Given these developments, there is interest and speculation about the precise direction that nuclear and missile collaboration among Pakistan, China and Saudi Arabia could take. Pakistan could, for example, justify deployment of nuclear weapons and missiles on Saudi soil. It is not without significance that the chairman of Pakistan’s joint chiefs of staff committee Gen Khalid Shamim Wynne, who handles its nuclear arsenal, was received at a high level in Saudi Arabia. Similarly, while Pakistan provided the designs of nuclear centrifuges to Iran over two decades ago, China is known to have been in the forefront of the transfer of ballistic missile know-how and technology to Tehran.

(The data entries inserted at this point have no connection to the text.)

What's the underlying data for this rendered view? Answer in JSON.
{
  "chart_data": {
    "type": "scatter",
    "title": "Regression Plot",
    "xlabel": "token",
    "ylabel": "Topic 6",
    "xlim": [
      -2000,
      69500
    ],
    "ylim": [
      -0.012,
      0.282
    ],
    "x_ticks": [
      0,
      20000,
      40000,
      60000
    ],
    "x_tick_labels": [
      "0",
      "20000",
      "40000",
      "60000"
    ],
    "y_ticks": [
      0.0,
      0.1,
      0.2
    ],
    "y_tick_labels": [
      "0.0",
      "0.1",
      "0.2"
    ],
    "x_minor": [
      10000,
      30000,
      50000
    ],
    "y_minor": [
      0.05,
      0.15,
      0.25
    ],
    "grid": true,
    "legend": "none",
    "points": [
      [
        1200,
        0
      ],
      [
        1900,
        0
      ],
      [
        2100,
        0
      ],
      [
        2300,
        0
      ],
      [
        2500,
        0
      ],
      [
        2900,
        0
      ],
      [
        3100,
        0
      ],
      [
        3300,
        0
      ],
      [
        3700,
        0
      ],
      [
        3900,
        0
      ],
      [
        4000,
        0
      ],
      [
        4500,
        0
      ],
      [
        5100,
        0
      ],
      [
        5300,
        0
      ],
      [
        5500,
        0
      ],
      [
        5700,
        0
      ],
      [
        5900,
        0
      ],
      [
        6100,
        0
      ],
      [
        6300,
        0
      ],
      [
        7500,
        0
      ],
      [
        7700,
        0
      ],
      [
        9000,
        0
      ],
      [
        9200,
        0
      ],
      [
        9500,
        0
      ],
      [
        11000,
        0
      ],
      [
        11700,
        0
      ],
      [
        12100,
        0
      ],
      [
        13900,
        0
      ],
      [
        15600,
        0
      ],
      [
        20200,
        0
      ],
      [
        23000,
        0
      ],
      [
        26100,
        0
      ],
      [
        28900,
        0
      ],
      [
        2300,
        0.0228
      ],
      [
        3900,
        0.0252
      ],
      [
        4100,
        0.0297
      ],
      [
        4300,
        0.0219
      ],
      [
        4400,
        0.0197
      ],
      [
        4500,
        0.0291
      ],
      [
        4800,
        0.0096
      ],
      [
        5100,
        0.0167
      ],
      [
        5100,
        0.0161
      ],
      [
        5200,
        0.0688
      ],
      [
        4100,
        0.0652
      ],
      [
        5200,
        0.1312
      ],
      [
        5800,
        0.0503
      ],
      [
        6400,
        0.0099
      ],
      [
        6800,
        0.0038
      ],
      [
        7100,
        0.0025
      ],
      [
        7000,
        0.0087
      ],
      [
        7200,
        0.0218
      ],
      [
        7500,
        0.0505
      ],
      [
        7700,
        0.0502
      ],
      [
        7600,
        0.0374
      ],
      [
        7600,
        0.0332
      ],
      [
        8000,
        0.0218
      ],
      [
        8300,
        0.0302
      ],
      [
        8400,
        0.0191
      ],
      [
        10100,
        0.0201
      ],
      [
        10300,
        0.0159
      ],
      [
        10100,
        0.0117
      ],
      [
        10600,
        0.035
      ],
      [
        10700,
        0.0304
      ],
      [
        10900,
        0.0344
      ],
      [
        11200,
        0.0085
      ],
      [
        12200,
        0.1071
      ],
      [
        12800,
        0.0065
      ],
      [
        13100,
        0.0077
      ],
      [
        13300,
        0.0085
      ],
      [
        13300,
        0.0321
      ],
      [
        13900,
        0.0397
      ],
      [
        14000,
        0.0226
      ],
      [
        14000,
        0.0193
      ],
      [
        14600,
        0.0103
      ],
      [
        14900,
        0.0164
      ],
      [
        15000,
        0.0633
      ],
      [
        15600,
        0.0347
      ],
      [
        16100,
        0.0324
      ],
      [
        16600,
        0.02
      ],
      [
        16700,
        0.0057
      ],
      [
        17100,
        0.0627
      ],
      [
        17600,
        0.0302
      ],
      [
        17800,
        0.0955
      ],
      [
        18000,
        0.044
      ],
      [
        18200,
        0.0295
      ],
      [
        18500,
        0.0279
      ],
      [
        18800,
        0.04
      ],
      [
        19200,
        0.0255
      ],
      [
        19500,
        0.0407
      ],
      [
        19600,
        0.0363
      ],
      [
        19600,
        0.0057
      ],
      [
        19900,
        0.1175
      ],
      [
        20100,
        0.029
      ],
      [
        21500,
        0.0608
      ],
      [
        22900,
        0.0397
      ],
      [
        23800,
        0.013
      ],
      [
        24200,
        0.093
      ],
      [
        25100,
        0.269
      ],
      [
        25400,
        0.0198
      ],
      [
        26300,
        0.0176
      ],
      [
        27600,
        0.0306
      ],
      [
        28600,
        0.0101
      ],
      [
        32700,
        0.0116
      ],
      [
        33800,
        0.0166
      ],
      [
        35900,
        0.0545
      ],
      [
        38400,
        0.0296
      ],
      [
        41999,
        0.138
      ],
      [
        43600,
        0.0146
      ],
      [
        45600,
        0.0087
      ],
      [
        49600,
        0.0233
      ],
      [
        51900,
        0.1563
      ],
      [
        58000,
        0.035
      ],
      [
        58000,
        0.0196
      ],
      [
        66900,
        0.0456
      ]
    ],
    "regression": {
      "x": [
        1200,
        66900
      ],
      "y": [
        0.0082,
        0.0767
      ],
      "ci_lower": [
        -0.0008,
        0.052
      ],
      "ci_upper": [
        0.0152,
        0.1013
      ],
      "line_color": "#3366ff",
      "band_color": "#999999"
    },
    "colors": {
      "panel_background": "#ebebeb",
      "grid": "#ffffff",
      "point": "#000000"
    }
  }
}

External Affairs Minister Sushma Swaraj raised the question of Beijing issuing stapled visas to Indian nationals visiting China during the recent visit of Chinese Foreign Minister Wang Yi, by pointedly calling on China to adopt a “One India” policy. While China issues these to Indians from Arunachal Pradesh and opposes international funding for projects in Jammu and Kashmir, it warmly welcomes high functionaries from Pakistan Occupied Kashmir, Gilgit and Baltistan.

Members of China’s Peoples’ Liberation Army have, in recent years, been involved in building roads and tunnels in Gilgit-Baltistan. The construction work is said to be for a transportation corridor linking China to the Arabian Sea at Gwadar port. But, tunnels across high mountain slopes are also ideal locations for nuclear weapons silos.

India has unfortunately not taken up with Beijing its concerns about China-Pakistan missile and nuclear collaboration. This challenge surely needs to be more seriously addressed, both diplomatically and strategically.